To understand what this has to do with Donald Trump and COVID-19, it’s worth looking at what we know about his personality. Last year, two political scientists, Jürgen Maier and Ferran Martínez Coma, asked 60 scholars to evaluate Trump’s personality using the same “big five” categories used in the 2014 NeuroImage study. (Although mental-health professionals, in what’s called the Goldwater rule, have historically avoided diagnosing subjects they can’t observe up close, a growing number have proposed revising that in response to Trump.)

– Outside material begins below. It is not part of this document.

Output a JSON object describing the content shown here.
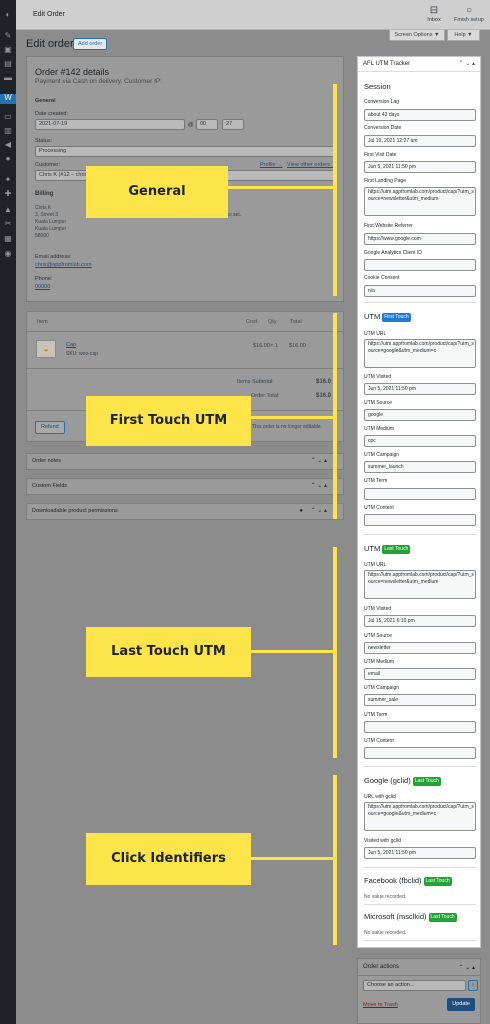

The scholars rated Trump “extremely low” on conscientiousness and emotional stability—which is to say, extremely high on neuroticism. In other words, they rated him as lacking the very qualities needed to avoid hyperbolic discounting and defer gratification in the present in order to gain greater benefits in the future. Tony Schwartz, who co-wrote The Art of the Deal with Trump, has noticed the same tendency. In a 2016 New Yorker profile, Jane Mayer reported that Schwartz considered Trump to be “pathologically impulsive.”
For Trump, prioritizing the short term over the long term has at times proved politically beneficial. In 2016, when he demanded that Mexico pay for a border wall, he was prioritizing the slogan’s short-term appeal to nationalistic voters over its negative long-term consequences to the U.S.-Mexico relationship. In 2017, when he signed a massive tax bill, he was mildly stimulating the economy—thus boosting his reelection chances—while massively increasing the budget deficit, which can be left to his successors.
What makes COVID-19 different is that the politician who would pay the greatest long-term political price for prioritizing the short-term is Trump himself. By minimizing the threat posed by the virus in an attempt to prop up the economy and his own approval ratings this spring, he increased the chances that the economy will remain moribund this fall—thus hurting his chances of reelection. In this case, Trump’s hyperbolic discounting was politically obtuse.
But the American people may be coming to his political aid. In explaining why Trump this week abandoned his call for reopening the economy, Peter Baker and Maggie Haberman of The New York Times reported, “Political advisers described for him polling that showed that voters overwhelmingly preferred to keep containment measures in place over sending people back to work prematurely.” Trump didn’t stop prioritizing the instantaneous approval he craves. He just realized that a majority of Americans want to accept painful consequences now—in the form of social distancing and an economic downturn—to limit COVID-19’s long-term effects. Because most Americans are prioritizing the future, Trump—who prioritizes the present—can acquiesce to their current wishes and benefit his reelection chances at the same time.
All this may change; Trump is famously erratic. For now, however, he has gotten lucky. He may be unusually prone to hyperbolic discounting. But the American people are not.